XPath select all text content for a <div> except for a specific tag <h5>

bslima picture bslima · Feb 27, 2013 · Viewed 16.7k times · Source

I searched and tried several solutions for this problem but none of them worked: I have this HTML

<div class="detalhes_colunadados">
   <div class="detalhescolunadados_blocos">
     <h5>Descrição completa</h5>
    Sala de estar/jantar,2 vagas de garagem cobertas.<br>
    </div>
    <div class="detalhescolunadados_blocos">
      <h5>Valores</h5>
            Venda: R$ 600.000,00<br>
          Condomínio: R$ 660,00<br>
    </div>
</div>

And wanna to extract by XPath only the text content in the first div class="detalhescolunadados_blocos" that are not h5 tags.

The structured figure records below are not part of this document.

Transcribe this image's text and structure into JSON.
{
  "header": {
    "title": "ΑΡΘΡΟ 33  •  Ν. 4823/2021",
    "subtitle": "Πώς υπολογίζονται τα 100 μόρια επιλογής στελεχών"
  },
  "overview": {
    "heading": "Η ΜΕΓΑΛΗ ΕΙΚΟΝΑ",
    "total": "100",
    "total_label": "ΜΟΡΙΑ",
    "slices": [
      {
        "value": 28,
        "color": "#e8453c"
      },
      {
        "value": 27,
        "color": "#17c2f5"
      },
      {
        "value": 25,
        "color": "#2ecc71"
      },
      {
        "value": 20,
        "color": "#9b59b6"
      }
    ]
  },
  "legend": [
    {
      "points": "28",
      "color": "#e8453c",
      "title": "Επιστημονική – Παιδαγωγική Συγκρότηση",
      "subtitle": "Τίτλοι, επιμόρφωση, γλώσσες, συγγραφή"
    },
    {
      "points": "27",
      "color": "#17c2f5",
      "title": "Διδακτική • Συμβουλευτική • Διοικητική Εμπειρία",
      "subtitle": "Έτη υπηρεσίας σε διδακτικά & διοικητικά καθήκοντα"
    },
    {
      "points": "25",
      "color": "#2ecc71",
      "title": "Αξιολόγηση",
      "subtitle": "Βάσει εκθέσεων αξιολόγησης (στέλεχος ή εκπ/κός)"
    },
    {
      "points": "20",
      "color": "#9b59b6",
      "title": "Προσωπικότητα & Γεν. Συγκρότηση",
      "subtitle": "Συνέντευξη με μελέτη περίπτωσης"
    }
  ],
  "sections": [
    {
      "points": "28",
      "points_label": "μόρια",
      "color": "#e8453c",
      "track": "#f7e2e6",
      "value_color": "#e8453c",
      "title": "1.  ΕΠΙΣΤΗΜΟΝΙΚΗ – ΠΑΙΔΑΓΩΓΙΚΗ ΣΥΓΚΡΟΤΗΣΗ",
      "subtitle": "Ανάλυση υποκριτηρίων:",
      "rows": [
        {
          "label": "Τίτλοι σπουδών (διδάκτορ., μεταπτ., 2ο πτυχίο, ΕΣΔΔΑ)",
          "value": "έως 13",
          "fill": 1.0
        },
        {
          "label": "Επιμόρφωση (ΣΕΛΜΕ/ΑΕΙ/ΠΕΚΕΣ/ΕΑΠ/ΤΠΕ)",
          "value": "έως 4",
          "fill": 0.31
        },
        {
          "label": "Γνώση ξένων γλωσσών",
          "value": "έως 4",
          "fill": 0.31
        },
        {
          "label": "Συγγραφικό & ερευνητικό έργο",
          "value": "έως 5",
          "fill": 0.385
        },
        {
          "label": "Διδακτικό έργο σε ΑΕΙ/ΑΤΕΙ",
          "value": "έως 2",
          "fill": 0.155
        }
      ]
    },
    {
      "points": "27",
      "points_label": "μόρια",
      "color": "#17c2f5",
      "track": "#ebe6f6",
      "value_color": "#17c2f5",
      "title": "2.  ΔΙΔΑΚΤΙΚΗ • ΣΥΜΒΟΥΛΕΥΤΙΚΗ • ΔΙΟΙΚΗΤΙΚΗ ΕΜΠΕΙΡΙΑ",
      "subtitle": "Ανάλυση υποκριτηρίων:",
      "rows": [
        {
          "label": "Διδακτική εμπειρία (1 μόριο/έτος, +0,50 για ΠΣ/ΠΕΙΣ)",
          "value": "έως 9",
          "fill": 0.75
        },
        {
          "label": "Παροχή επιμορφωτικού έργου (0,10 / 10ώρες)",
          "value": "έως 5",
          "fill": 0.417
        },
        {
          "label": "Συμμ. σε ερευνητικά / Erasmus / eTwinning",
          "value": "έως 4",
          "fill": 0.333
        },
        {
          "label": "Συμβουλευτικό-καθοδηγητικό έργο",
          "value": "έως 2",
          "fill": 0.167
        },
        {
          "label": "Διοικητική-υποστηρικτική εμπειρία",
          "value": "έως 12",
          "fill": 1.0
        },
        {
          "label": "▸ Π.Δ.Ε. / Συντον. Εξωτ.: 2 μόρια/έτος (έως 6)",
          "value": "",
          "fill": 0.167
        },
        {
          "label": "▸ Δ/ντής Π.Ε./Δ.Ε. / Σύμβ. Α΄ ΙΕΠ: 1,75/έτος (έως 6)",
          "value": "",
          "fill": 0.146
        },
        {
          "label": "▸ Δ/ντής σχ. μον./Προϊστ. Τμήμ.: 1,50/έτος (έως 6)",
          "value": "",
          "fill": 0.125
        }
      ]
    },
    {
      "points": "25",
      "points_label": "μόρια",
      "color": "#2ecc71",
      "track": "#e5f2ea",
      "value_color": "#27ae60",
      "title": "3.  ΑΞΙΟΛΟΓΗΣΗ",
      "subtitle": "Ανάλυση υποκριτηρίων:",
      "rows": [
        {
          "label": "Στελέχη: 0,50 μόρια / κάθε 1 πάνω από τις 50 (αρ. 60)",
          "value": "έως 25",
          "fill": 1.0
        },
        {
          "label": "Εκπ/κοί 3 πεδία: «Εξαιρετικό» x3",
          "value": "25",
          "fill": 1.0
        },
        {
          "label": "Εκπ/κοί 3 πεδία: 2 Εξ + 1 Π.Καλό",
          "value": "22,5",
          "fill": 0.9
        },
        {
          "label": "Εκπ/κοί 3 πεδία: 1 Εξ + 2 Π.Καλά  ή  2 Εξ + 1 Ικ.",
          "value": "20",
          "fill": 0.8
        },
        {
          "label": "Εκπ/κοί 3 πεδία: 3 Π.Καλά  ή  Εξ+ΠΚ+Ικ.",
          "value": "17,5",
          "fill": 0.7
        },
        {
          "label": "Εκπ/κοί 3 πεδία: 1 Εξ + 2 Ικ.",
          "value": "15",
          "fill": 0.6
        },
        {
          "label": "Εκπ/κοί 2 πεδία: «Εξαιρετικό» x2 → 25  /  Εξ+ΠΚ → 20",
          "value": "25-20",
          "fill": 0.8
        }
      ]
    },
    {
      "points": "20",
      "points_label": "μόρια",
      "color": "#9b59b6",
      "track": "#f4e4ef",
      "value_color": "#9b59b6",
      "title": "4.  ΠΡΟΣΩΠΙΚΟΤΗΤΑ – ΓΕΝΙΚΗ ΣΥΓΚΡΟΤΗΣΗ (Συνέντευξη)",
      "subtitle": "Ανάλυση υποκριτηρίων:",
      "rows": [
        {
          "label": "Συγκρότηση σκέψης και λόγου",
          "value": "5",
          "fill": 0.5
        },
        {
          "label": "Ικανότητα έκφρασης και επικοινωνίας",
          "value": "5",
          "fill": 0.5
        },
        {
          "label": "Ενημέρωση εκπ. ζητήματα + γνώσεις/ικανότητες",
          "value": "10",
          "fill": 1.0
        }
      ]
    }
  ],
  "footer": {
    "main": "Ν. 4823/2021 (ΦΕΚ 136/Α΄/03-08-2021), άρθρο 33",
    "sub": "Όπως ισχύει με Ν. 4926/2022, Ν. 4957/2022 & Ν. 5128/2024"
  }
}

I tried: //div[@class='detalhescolunadados_blocos']/[1]/*[not(self::h5)]

Answer

nwellnhof picture nwellnhof · Feb 27, 2013

Try the following XPath expression:

//div[@class='detalhescolunadados_blocos'][1]//text()[not(ancestor::h5)]

This will return:

$ xmllint --html --shell so.html
/ > xpath //div[@class='detalhescolunadados_blocos'][1]//text()[not(ancestor::h5)]    
Object is a Node Set :
Set contains 2 nodes:
1  TEXT
    content=      
2  TEXT
    content=     Sala de estar/jantar,2 vagas de gar...